Weight may also be in question. The second arm of Army 2020 is an ‘Adaptable Force’ to focus on conflict prevention and international engagement. This will have obvious utility in many contingencies but the difficulty is, whether remaining combat-ready or not, such forces may not be ideal for the higher intensity warfare which state (and some non-state) threats imply. This adds another element to the readiness problem. The reformist CGS may well prefer that the traditional constituency for preserving regiments, strongly represented in the Conservative party, give him room for manoeuvre in exchanging people for equipment, weapons, vehicles and ammunition.

The Royal Air Force (RAF) has its own challenges. It’s missing a key element in the absence of maritime patrol aircraft. SDSR 2010 saw the capability abandoned as a cost saving after the effective failure of the modernisation of the aged Nimrod. Following the even more ill-starred Nimrod AEW project, the effort to renew a design half a century old was a good demonstration of the perils of supporting national industry without adequate thought to the alternatives. The MPAs’ removal was intended to be temporary and expertise is being maintained with the help of personnel loans to partner MPA forces, but a replacement has yet to appear. This is apparently a high priority for SDSR2015, as it should be, given increasing Russian activity around British waters and the potential vulnerability of the ballistic missile submarine force in particular.

The Air Force also needs to consider its position on the Navy’s new aircraft carriers and the F-35. The original 1998 SDSR concept was for a close relationship between RAF and Navy that would create air groups of sufficient size to be a significant strike and air defence capability in their own right. The RAF’s original view that carrier aviation, if used, had to done properly was one driver in making the two Queen Elizabeth-class the size they are.

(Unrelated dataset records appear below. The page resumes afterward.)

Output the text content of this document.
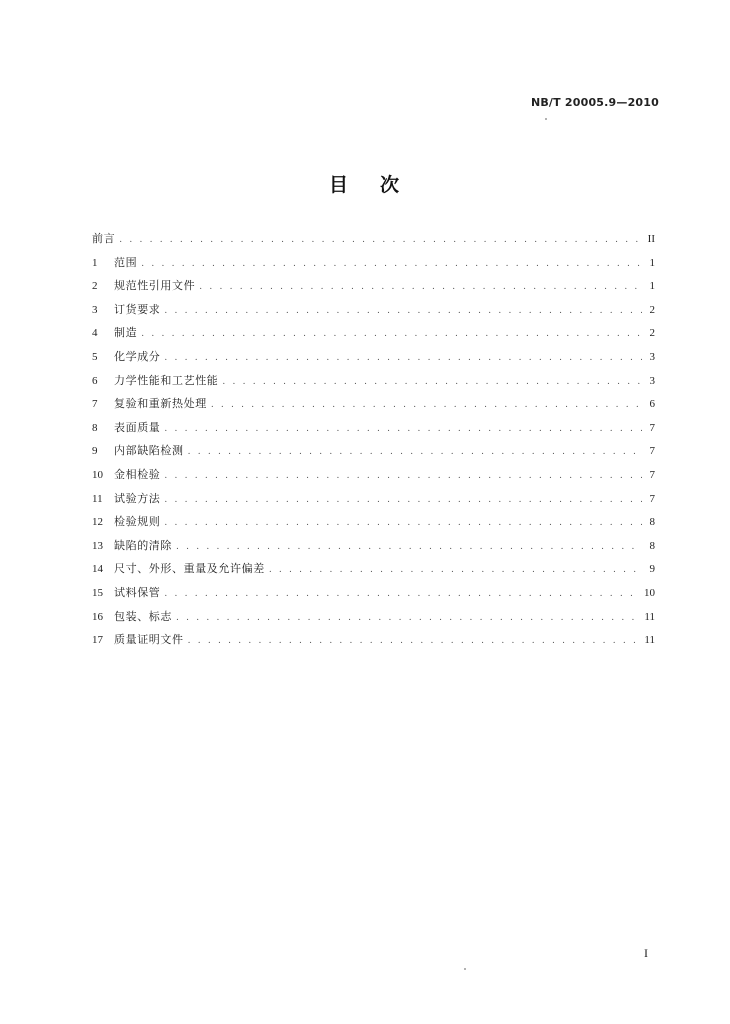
NB/T 20005.9—2010
目 次
前言 . . .	II
1	范围 . . .	1
2	规范性引用文件 . . .	1
3	订货要求 . . .	2
4	制造 . . .	2
5	化学成分 . . .	3
6	力学性能和工艺性能 . . .	3
7	复验和重新热处理 . . .	6
8	表面质量 . . .	7
9	内部缺陷检测 . . .	7
10	金相检验 . . .	7
11	试验方法 . . .	7
12	检验规则 . . .	8
13	缺陷的清除 . . .	8
14	尺寸、外形、重量及允许偏差 . . .	9
15	试料保管 . . .	10
16	包装、标志 . . .	11
17	质量证明文件 . . .	11
I
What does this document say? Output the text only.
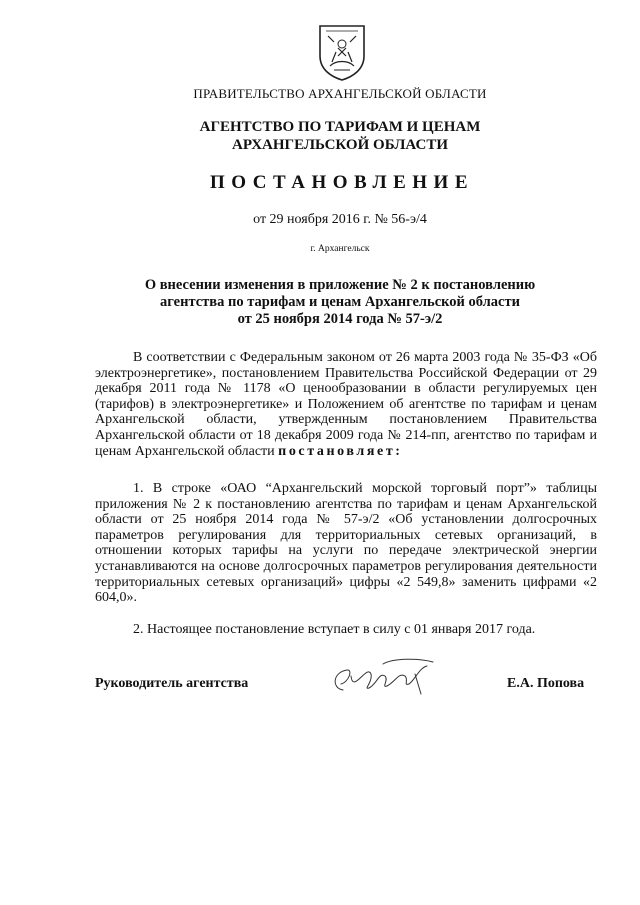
ПРАВИТЕЛЬСТВО АРХАНГЕЛЬСКОЙ ОБЛАСТИ
АГЕНТСТВО ПО ТАРИФАМ И ЦЕНАМ
АРХАНГЕЛЬСКОЙ ОБЛАСТИ
ПОСТАНОВЛЕНИЕ
от 29 ноября 2016 г. № 56-э/4
г. Архангельск
О внесении изменения в приложение № 2 к постановлению
агентства по тарифам и ценам Архангельской области
от 25 ноября 2014 года № 57-э/2
В соответствии с Федеральным законом от 26 марта 2003 года № 35-ФЗ «Об электроэнергетике», постановлением Правительства Российской Федерации от 29 декабря 2011 года № 1178 «О ценообразовании в области регулируемых цен (тарифов) в электроэнергетике» и Положением об агентстве по тарифам и ценам Архангельской области, утвержденным постановлением Правительства Архангельской области от 18 декабря 2009 года № 214-пп, агентство по тарифам и ценам Архангельской области постановляет:
1. В строке «ОАО “Архангельский морской торговый порт”» таблицы приложения № 2 к постановлению агентства по тарифам и ценам Архангельской области от 25 ноября 2014 года № 57-э/2 «Об установлении долгосрочных параметров регулирования для территориальных сетевых организаций, в отношении которых тарифы на услуги по передаче электрической энергии устанавливаются на основе долгосрочных параметров регулирования деятельности территориальных сетевых организаций» цифры «2 549,8» заменить цифрами «2 604,0».
2. Настоящее постановление вступает в силу с 01 января 2017 года.
Руководитель агентства	Е.А. Попова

 Financial stresses caused the Air Force to walk back from this—to the point where the maintenance of as much as possible of the land based fighter/strike force became a higher priority than retention of the Harriers intended as the initial air element of the first carrier and the precursor of a powerful RN-RAF F35 carrier air group. It may be time for the RAF to recommit and give the carriers a higher priority than the current intended effort of one RN ‘heavy’ and one RAF ‘heavy’ squadron.

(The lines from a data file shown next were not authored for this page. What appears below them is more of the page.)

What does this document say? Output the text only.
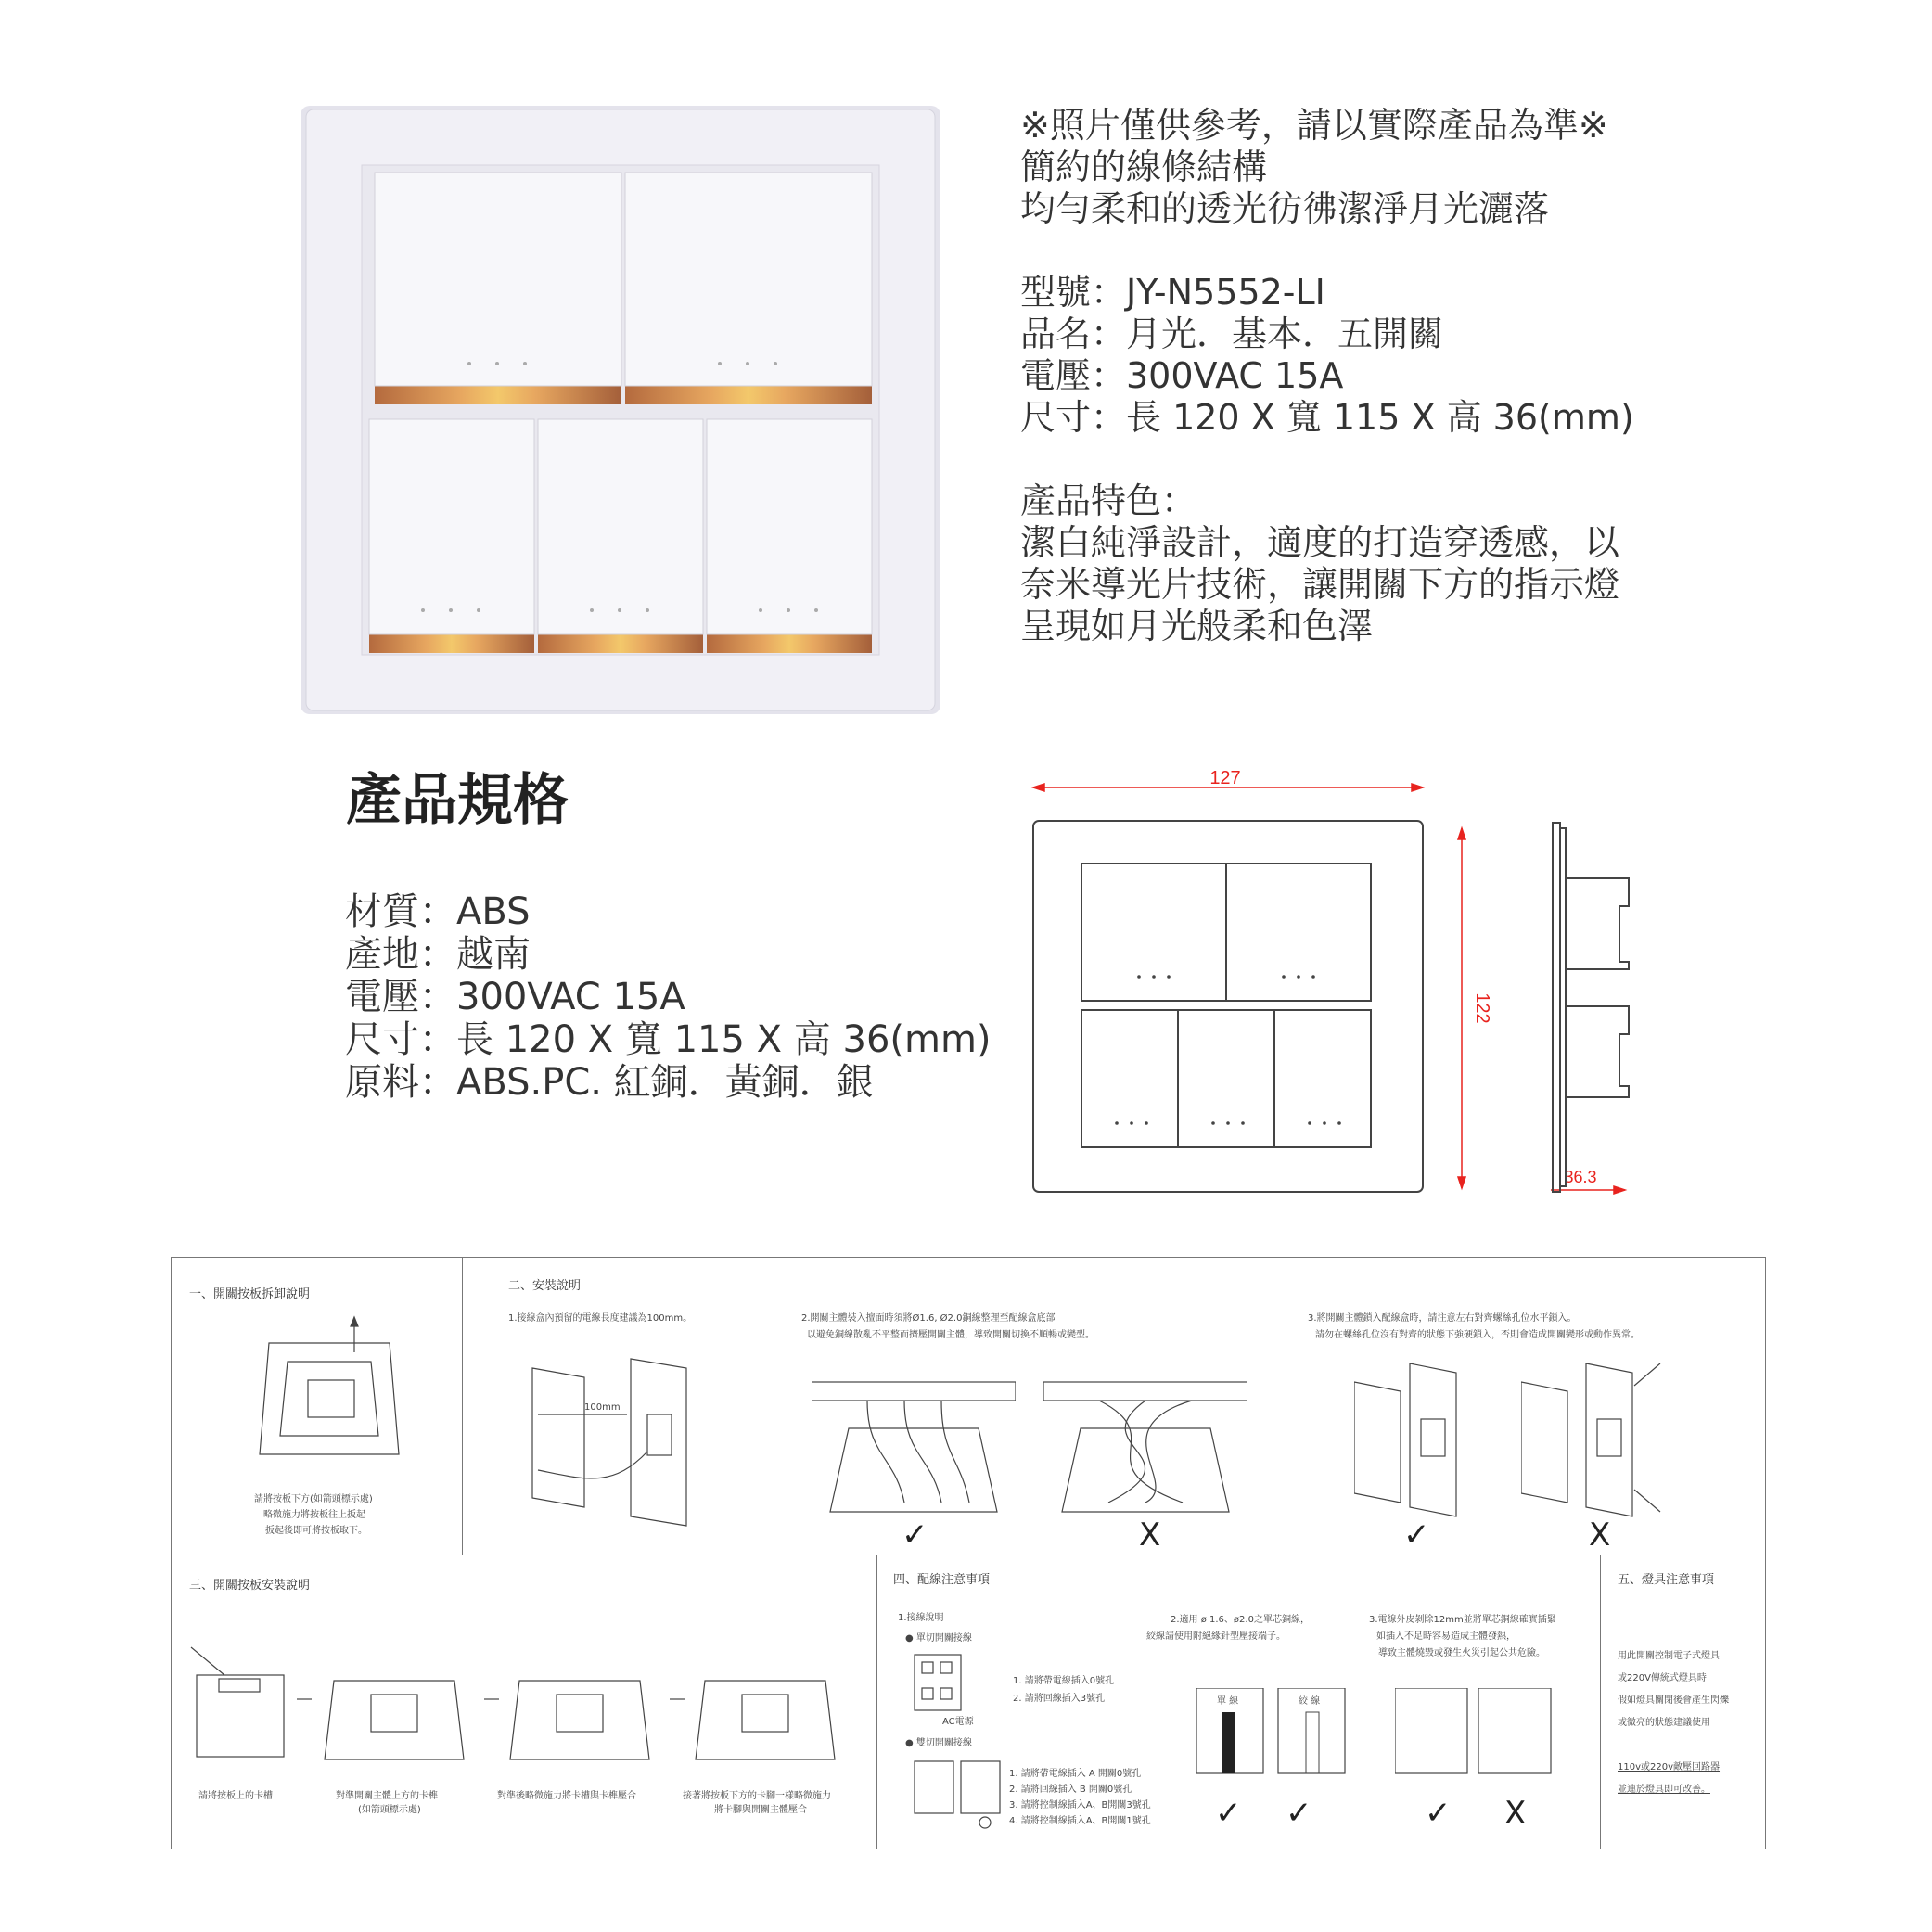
※照片僅供參考，請以實際產品為準※
簡約的線條結構
均勻柔和的透光彷彿潔淨月光灑落
型號：JY-N5552-LI
品名：月光．基本．五開關
電壓：300VAC 15A
尺寸：長 120 X 寬 115 X 高 36(mm)
產品特色：
潔白純淨設計，適度的打造穿透感，以
奈米導光片技術，讓開關下方的指示燈
呈現如月光般柔和色澤
產品規格
材質：ABS
產地：越南
電壓：300VAC 15A
尺寸：長 120 X 寬 115 X 高 36(mm)
原料：ABS.PC. 紅銅．黃銅．銀
127
122
36.3
一、開關按板拆卸說明
請將按板下方(如箭頭標示處)
略微施力將按板往上扳起
扳起後即可將按板取下。
二、安裝說明
1.接線盒內預留的電線長度建議為100mm。
100mm
2.開關主體裝入擅面時須將Ø1.6, Ø2.0銅線整理至配線盒底部
以避免銅線散亂不平整而擠壓開關主體，導致開關切換不順暢或變型。
✓	X
3.將開關主體鎖入配線盒時，請注意左右對齊螺絲孔位水平鎖入。
請勿在螺絲孔位沒有對齊的狀態下強硬鎖入，否則會造成開關變形或動作異常。
✓	X
三、開關按板安裝說明
請將按板上的卡槽	對準開關主體上方的卡榫
(如箭頭標示處)
對準後略微施力將卡槽與卡榫壓合	接著將按板下方的卡腳一樣略微施力
將卡腳與開關主體壓合
四、配線注意事項
1.接線說明
● 單切開關接線
AC電源
1. 請將帶電線插入0號孔
2. 請將回線插入3號孔
● 雙切開關接線
1. 請將帶電線插入 A 開關0號孔
2. 請將回線插入 B 開關0號孔
3. 請將控制線插入A、B開關3號孔
4. 請將控制線插入A、B開關1號孔
2.適用 ø 1.6、ø2.0之單芯銅線，
絞線請使用附絕緣針型壓接端子。
單 線	絞 線
✓ ✓
3.電線外皮剝除12mm並將單芯銅線確實插緊
如插入不足時容易造成主體發熱，
導致主體燒毀或發生火災引起公共危險。
✓ X
五、燈具注意事項
用此開關控制電子式燈具
或220V傳統式燈具時
假如燈具關閉後會產生閃爍
或微亮的狀態建議使用
110v或220v敵壓回路器
並連於燈具即可改善。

At this point, the carriers are likely to deploy with a dozen F-35B, but would be much more powerful signals of British intent—and much more useful in higher intensity and larger scale operations—if they could go close to matching the American concept of 36 embarked fighter/strike. The RN has been discussing the regular embarkation of USMC F35B, but there are complications to such an approach—and the possibility that the Marine Corps’ aircraft may be committed elsewhere.